The firm published a new white paper today that looks at the growth of family offices to serve the asset management needs of the very wealthy, and aims to identify best practices for running this sort of operation. The paper notes that family offices are “arguably the fastest growing investment vehicles in the world today, as families with substantial wealth are increasingly seeing the virtue of setting one up.”
Although it’s difficult to estimate how many family offices there are because of the variety of models, and the lack of a single definition of what constitutes a family office, in the paper Credit Suisse estimates that there are at least 3,000 single family offices in existence globally. And it says at least half of these were set up in the last 15 years.
“The increasing concentration of wealth held by very wealthy families and rising globalization are fueling their growth,” it says. “Particularly important in the years ahead will be the strong growth of family offices in emerging markets, where for the most part they have yet to take hold — despite the plethora of large family businesses in these economies.”
Although there is no standard definition of a family office, the paper says that “anecdotal evidence suggests that a full-service family office will cost a minimum of US$1 million a year to run, and in many cases, much more.” This, in turn, implies that for a family office to be viable, a family should be worth between US$100 million and US$500 million, it says.
Yet it also says that a family office can be set up with less than US$100 million in assets, but the range of services it provides will probably be more limited. For example, the paper reports that family offices typically have operating costs of between 30 and 120 basis points. “Offices with the lowest running costs focus primarily on a limited number of wealth management services, such as handling real estate holdings.

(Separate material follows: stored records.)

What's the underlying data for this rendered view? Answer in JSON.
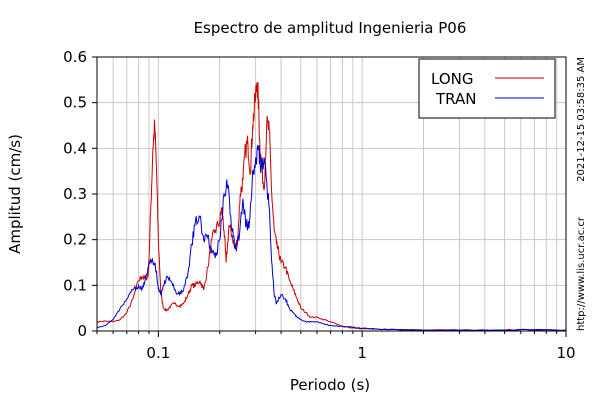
{
  "chart_data": {
    "type": "line",
    "title": "Espectro de amplitud Ingenieria P06",
    "xlabel": "Periodo (s)",
    "ylabel": "Amplitud (cm/s)",
    "x_scale": "log",
    "xlim": [
      0.05,
      10
    ],
    "ylim": [
      0,
      0.6
    ],
    "x_tick_labels": [
      {
        "value": 0.1,
        "label": "0.1"
      },
      {
        "value": 1,
        "label": "1"
      },
      {
        "value": 10,
        "label": "10"
      }
    ],
    "y_ticks": [
      0,
      0.1,
      0.2,
      0.3,
      0.4,
      0.5,
      0.6
    ],
    "y_tick_labels": [
      "0",
      "0.1",
      "0.2",
      "0.3",
      "0.4",
      "0.5",
      "0.6"
    ],
    "grid": true,
    "legend_position": "top-right",
    "side_text_top": "2021-12-15 03:58:35 AM",
    "side_text_bottom": "http://www.lis.ucr.ac.cr",
    "series": [
      {
        "name": "LONG",
        "color": "#cc0000",
        "x": [
          0.05,
          0.055,
          0.06,
          0.065,
          0.07,
          0.075,
          0.08,
          0.083,
          0.086,
          0.089,
          0.09,
          0.092,
          0.094,
          0.096,
          0.098,
          0.1,
          0.103,
          0.106,
          0.11,
          0.115,
          0.12,
          0.127,
          0.133,
          0.14,
          0.146,
          0.152,
          0.16,
          0.167,
          0.175,
          0.183,
          0.19,
          0.2,
          0.205,
          0.21,
          0.215,
          0.222,
          0.23,
          0.237,
          0.245,
          0.252,
          0.26,
          0.268,
          0.275,
          0.283,
          0.29,
          0.298,
          0.305,
          0.31,
          0.315,
          0.32,
          0.33,
          0.34,
          0.35,
          0.36,
          0.37,
          0.38,
          0.39,
          0.4,
          0.42,
          0.44,
          0.46,
          0.48,
          0.5,
          0.53,
          0.56,
          0.6,
          0.65,
          0.7,
          0.8,
          0.9,
          1.0,
          1.2,
          1.5,
          2.0,
          3.0,
          5.0,
          6.0,
          7.0,
          8.0,
          10.0
        ],
        "y": [
          0.02,
          0.022,
          0.02,
          0.025,
          0.04,
          0.07,
          0.11,
          0.12,
          0.115,
          0.12,
          0.16,
          0.28,
          0.4,
          0.45,
          0.35,
          0.2,
          0.08,
          0.05,
          0.045,
          0.055,
          0.06,
          0.055,
          0.06,
          0.08,
          0.1,
          0.1,
          0.11,
          0.09,
          0.14,
          0.2,
          0.22,
          0.24,
          0.27,
          0.22,
          0.15,
          0.23,
          0.21,
          0.18,
          0.2,
          0.3,
          0.33,
          0.4,
          0.41,
          0.35,
          0.45,
          0.5,
          0.545,
          0.5,
          0.4,
          0.37,
          0.31,
          0.45,
          0.44,
          0.3,
          0.22,
          0.19,
          0.17,
          0.15,
          0.14,
          0.11,
          0.09,
          0.07,
          0.05,
          0.04,
          0.03,
          0.03,
          0.025,
          0.02,
          0.01,
          0.007,
          0.005,
          0.004,
          0.003,
          0.002,
          0.002,
          0.002,
          0.003,
          0.002,
          0.003,
          0.002
        ]
      },
      {
        "name": "TRAN",
        "color": "#0000cc",
        "x": [
          0.05,
          0.055,
          0.06,
          0.065,
          0.07,
          0.075,
          0.08,
          0.083,
          0.086,
          0.089,
          0.092,
          0.095,
          0.098,
          0.1,
          0.103,
          0.106,
          0.11,
          0.115,
          0.12,
          0.127,
          0.133,
          0.14,
          0.146,
          0.152,
          0.16,
          0.167,
          0.175,
          0.183,
          0.19,
          0.2,
          0.21,
          0.22,
          0.23,
          0.24,
          0.25,
          0.26,
          0.27,
          0.28,
          0.29,
          0.3,
          0.31,
          0.32,
          0.33,
          0.34,
          0.35,
          0.36,
          0.37,
          0.38,
          0.4,
          0.42,
          0.44,
          0.46,
          0.48,
          0.5,
          0.53,
          0.56,
          0.6,
          0.65,
          0.7,
          0.8,
          0.9,
          1.0,
          1.2,
          1.5,
          2.0,
          3.0,
          5.0,
          7.0,
          10.0
        ],
        "y": [
          0.008,
          0.012,
          0.025,
          0.05,
          0.07,
          0.09,
          0.1,
          0.09,
          0.11,
          0.14,
          0.155,
          0.15,
          0.13,
          0.09,
          0.08,
          0.1,
          0.12,
          0.11,
          0.09,
          0.08,
          0.09,
          0.13,
          0.19,
          0.24,
          0.25,
          0.2,
          0.21,
          0.17,
          0.16,
          0.2,
          0.3,
          0.32,
          0.22,
          0.18,
          0.21,
          0.29,
          0.23,
          0.24,
          0.35,
          0.38,
          0.4,
          0.36,
          0.38,
          0.33,
          0.27,
          0.15,
          0.08,
          0.06,
          0.08,
          0.07,
          0.05,
          0.04,
          0.03,
          0.025,
          0.02,
          0.02,
          0.02,
          0.015,
          0.012,
          0.01,
          0.008,
          0.006,
          0.004,
          0.003,
          0.002,
          0.002,
          0.002,
          0.003,
          0.002
        ]
      }
    ]
  }
}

However, there seems to be no strong correlation between the size of assets under management and the operating costs,” it says.
Indeed, the paper suggests that it’s more meaningful to “calculate the minimum wealth under management in the light of return expectations and targets, and the resulting costs of the family office. This shows that there is no clear lower limit for a family office. The costs of the family office, plus the return target, must be achievable with the chosen asset allocation and structure.”
The white paper goes on to examine what a family office does, and the most effective structures and processes for reaching its objectives.
The firm launched the paper today to coincide with its first conference on family offices in Asia, which was held in Hong Kong. The firm says it organized the event in response to a growing demand from emerging Asian single family offices (SFO) for insight into best practices for these platforms.
In the paper, it estimates that about 25% of the world’s super rich (those with more than US$100 million in assets) is located in Asia, yet it notes that only about 3% of existing global SFOs are in the region. However, it says that it is now seeing the number and level of sophistication of SFOs in the region growing rapidly.